'Athletics was my rebirth': First Sport Synod takes place in Rome

‘Athletics was my rebirth’: First Sport Synod takes place in Rome


Olympic, Paralympic athletes and refugees come together in Rome to share stories and experiences. “Sport is a miracle,” says Mahdia Sharifi, a taekwondo player from Afghanistan. “It saved my soul.”

By Joseph Tulloch

Over the past month, Rome hosted the Synod on Synodality, which brought together bishops, laity, priests and religious for a month of discussion and listening.

This synod inspired another, the very first “Synod of Sport”, which took place in Rome on the evening of Friday 25th October, organized by Vaticana Athletics.

Athletes of all stripes – Olympians, Paralympians and refugees – shared their stories and experiences in front of a packed auditorium in the Vatican’s San Calisto building.

The Synod of Sport event in Rome

The Synod of Sport event in Rome

Sport as a “renaissance”

The first to speak was Rigivan Ganeshamoorthy, gold medalist in the discus at the recent Paralympic Games in Paris.

Ganeshamoorthy, who was diagnosed in 2019 with Guillain-Barré syndrome, which causes rapid-onset muscle weakness, said he was never interested in sports before he started suffering from the disability.

“It was kind of a rebirth for me,” he said.

Andy Diaz and Fabrizio Donato then spoke. Donato, who won bronze in the triple jump at the 2012 London Olympics, welcomed Diaz into his home several years ago after arriving in Italy as a defector from Cuba.

Diaz was living on the streets in Italy and he called Donato for help. In addition to giving him a home, Donato began coaching him. Then, this summer, Diaz won a bronze medal at the Paris Olympics – 12 years to the day after Donato, whom he calls his “father and coach,” won his.

Sport “saved my soul”

But perhaps the most moving testimony of the evening was that of Mahdia Sharifi, a taekwondo practitioner from Afghanistan and member of the Refugee Olympic team.

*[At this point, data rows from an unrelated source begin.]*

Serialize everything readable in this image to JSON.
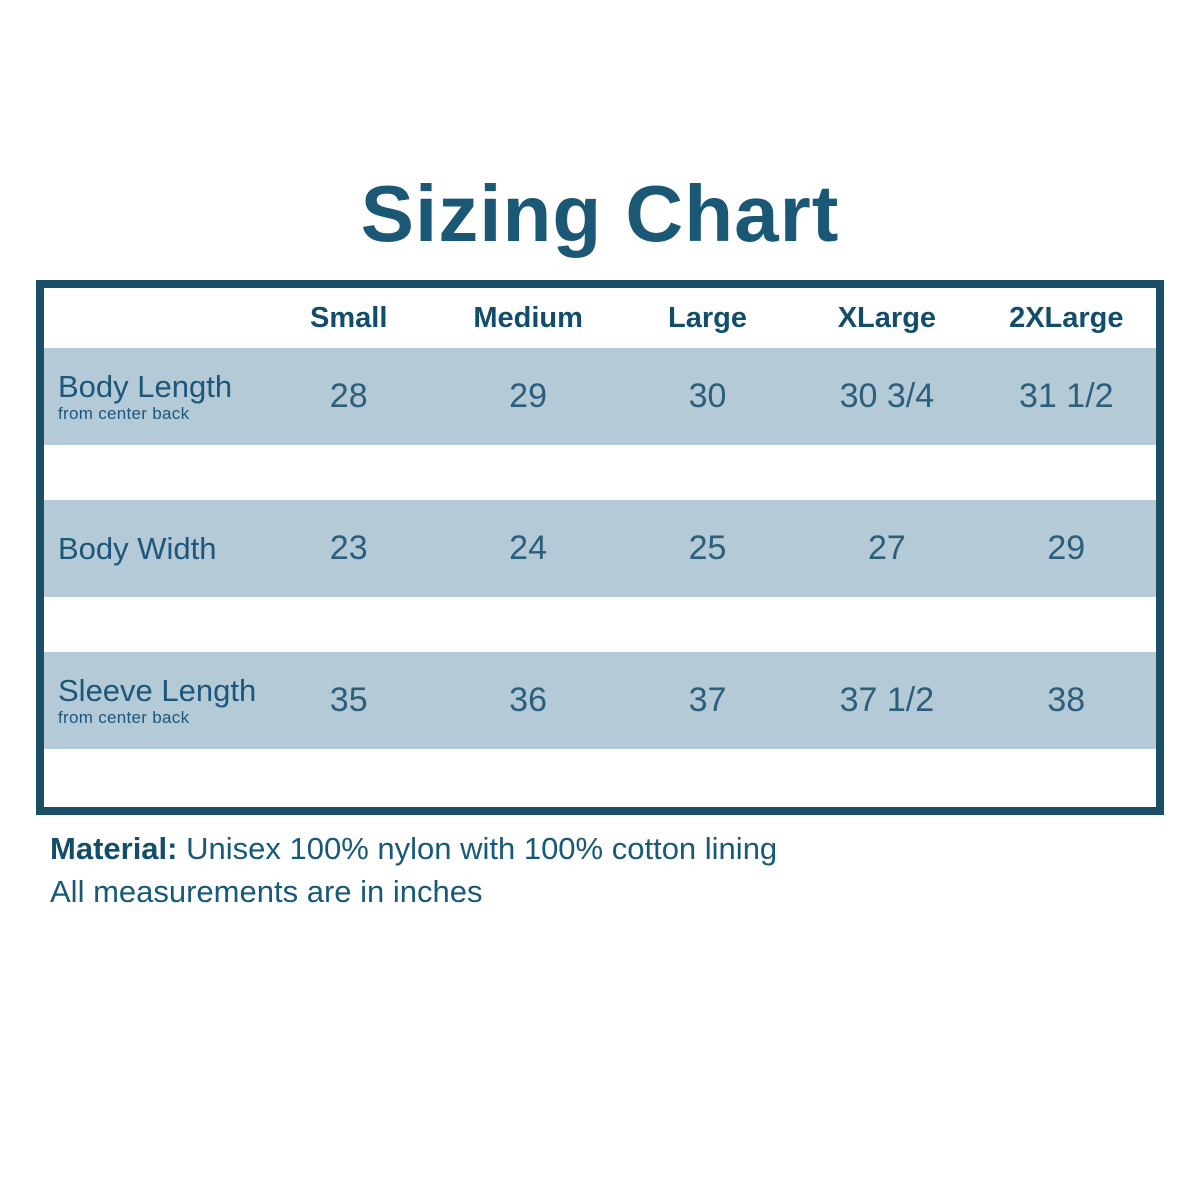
{
  "page": {
    "title": "Sizing Chart"
  },
  "colors": {
    "title_text": "#1a5876",
    "table_border": "#1b4f68",
    "row_background": "#b5cad7",
    "header_text": "#124e6b",
    "value_text": "#2b5f7c"
  },
  "chart_data": {
    "type": "table",
    "title": "Sizing Chart",
    "columns": [
      "Small",
      "Medium",
      "Large",
      "XLarge",
      "2XLarge"
    ],
    "rows": [
      {
        "label": "Body Length",
        "sublabel": "from center back",
        "values": [
          "28",
          "29",
          "30",
          "30 3/4",
          "31 1/2"
        ]
      },
      {
        "label": "Body Width",
        "sublabel": "",
        "values": [
          "23",
          "24",
          "25",
          "27",
          "29"
        ]
      },
      {
        "label": "Sleeve Length",
        "sublabel": "from center back",
        "values": [
          "35",
          "36",
          "37",
          "37 1/2",
          "38"
        ]
      }
    ],
    "layout_hints": {
      "banded_rows": true,
      "band_color": "#b5cad7",
      "gap_color": "#ffffff",
      "border": "8px solid dark teal"
    }
  },
  "footer": {
    "material_label": "Material:",
    "material_value": " Unisex 100% nylon with 100% cotton lining",
    "note": "All measurements are in inches"
  }
}
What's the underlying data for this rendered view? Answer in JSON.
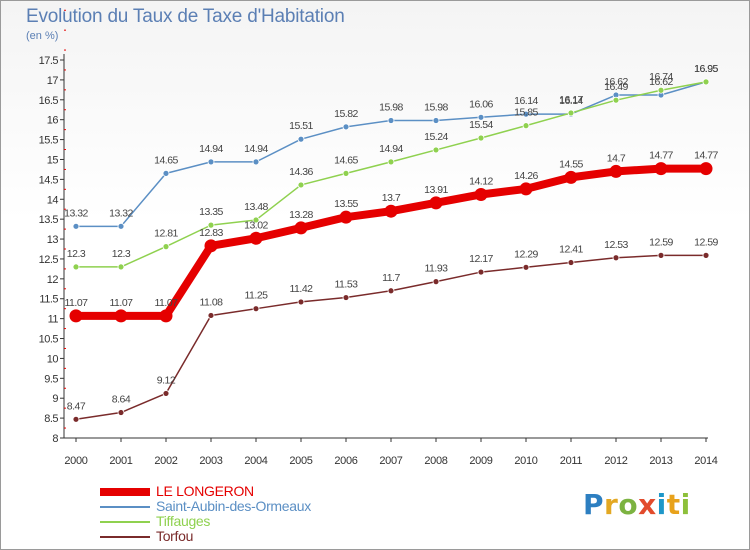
{
  "chart_data": {
    "type": "line",
    "title": "Evolution du Taux de Taxe d'Habitation",
    "subtitle": "(en %)",
    "x": [
      "2000",
      "2001",
      "2002",
      "2003",
      "2004",
      "2005",
      "2006",
      "2007",
      "2008",
      "2009",
      "2010",
      "2011",
      "2012",
      "2013",
      "2014"
    ],
    "ylim": [
      8,
      17.5
    ],
    "yticks": [
      "8",
      "8.5",
      "9",
      "9.5",
      "10",
      "10.5",
      "11",
      "11.5",
      "12",
      "12.5",
      "13",
      "13.5",
      "14",
      "14.5",
      "15",
      "15.5",
      "16",
      "16.5",
      "17",
      "17.5"
    ],
    "grid": false,
    "legend_position": "bottom-left",
    "series": [
      {
        "name": "LE LONGERON",
        "color": "#e50000",
        "values": [
          11.07,
          11.07,
          11.07,
          12.83,
          13.02,
          13.28,
          13.55,
          13.7,
          13.91,
          14.12,
          14.26,
          14.55,
          14.7,
          14.77,
          14.77
        ],
        "labels": [
          "11.07",
          "11.07",
          "11.07",
          "12.83",
          "13.02",
          "13.28",
          "13.55",
          "13.7",
          "13.91",
          "14.12",
          "14.26",
          "14.55",
          "14.7",
          "14.77",
          "14.77"
        ]
      },
      {
        "name": "Saint-Aubin-des-Ormeaux",
        "color": "#5b8fc4",
        "values": [
          13.32,
          13.32,
          14.65,
          14.94,
          14.94,
          15.51,
          15.82,
          15.98,
          15.98,
          16.06,
          16.14,
          16.14,
          16.62,
          16.62,
          16.95
        ],
        "labels": [
          "13.32",
          "13.32",
          "14.65",
          "14.94",
          "14.94",
          "15.51",
          "15.82",
          "15.98",
          "15.98",
          "16.06",
          "16.14",
          "16.14",
          "16.62",
          "16.62",
          "16.95"
        ]
      },
      {
        "name": "Tiffauges",
        "color": "#8fd14f",
        "values": [
          12.3,
          12.3,
          12.81,
          13.35,
          13.48,
          14.36,
          14.65,
          14.94,
          15.24,
          15.54,
          15.85,
          16.17,
          16.49,
          16.74,
          16.95
        ],
        "labels": [
          "12.3",
          "12.3",
          "12.81",
          "13.35",
          "13.48",
          "14.36",
          "14.65",
          "14.94",
          "15.24",
          "15.54",
          "15.85",
          "16.17",
          "16.49",
          "16.74",
          "16.95"
        ]
      },
      {
        "name": "Torfou",
        "color": "#7a2b2b",
        "values": [
          8.47,
          8.64,
          9.12,
          11.08,
          11.25,
          11.42,
          11.53,
          11.7,
          11.93,
          12.17,
          12.29,
          12.41,
          12.53,
          12.59,
          12.59
        ],
        "labels": [
          "8.47",
          "8.64",
          "9.12",
          "11.08",
          "11.25",
          "11.42",
          "11.53",
          "11.7",
          "11.93",
          "12.17",
          "12.29",
          "12.41",
          "12.53",
          "12.59",
          "12.59"
        ]
      }
    ]
  },
  "logo": {
    "p": "P",
    "r": "r",
    "o": "o",
    "x": "x",
    "i": "i",
    "t": "t",
    "i2": "i"
  }
}
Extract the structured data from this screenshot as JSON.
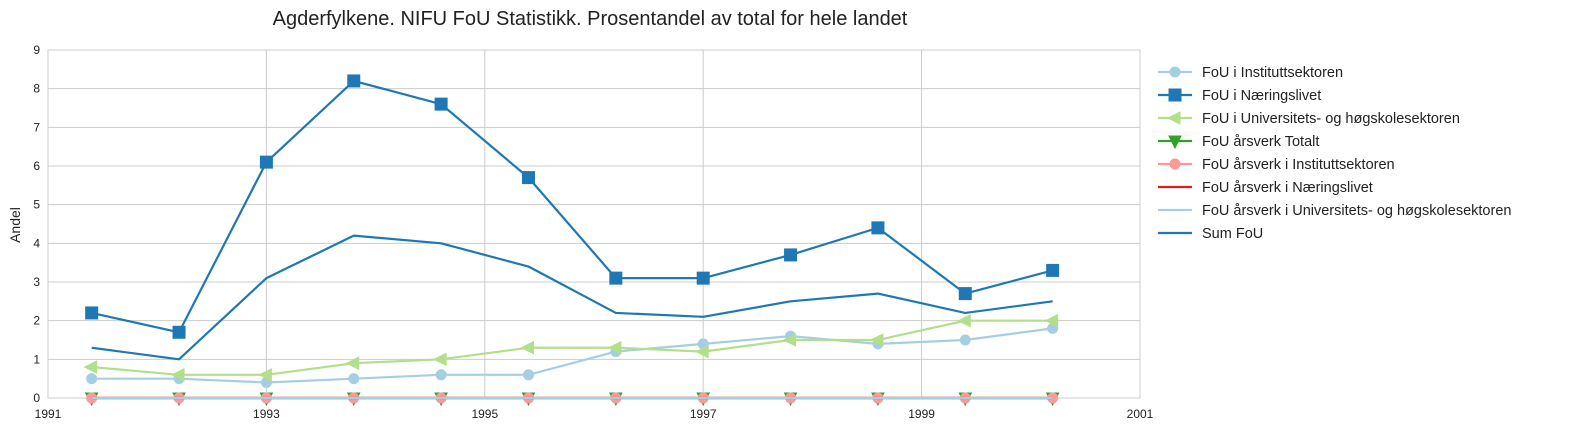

She told the crowd that she decided to take up the sport when she was 11, after seeing a group of women training. Her father tried to dissuade her, thinking she might be discriminated against for participating in a stereotypically masculine sport, but his mind was made up. Sharifi began training in secret, eventually joining the national team.

Then came the Taliban takeover and Sharifi was forced to flee abroad. She spoke movingly of the trauma caused by the abandonment of her family, friends and teammates, as well as the dire situation of those still in Afghanistan: Sharifi’s mother is no longer allowed to work and his father was forced to close his business after being asked to pay taxes beyond his annual profits.

Amid it all, Sharifi said, she found solace in taekwondo. “Sport is a miracle; it saved my soul.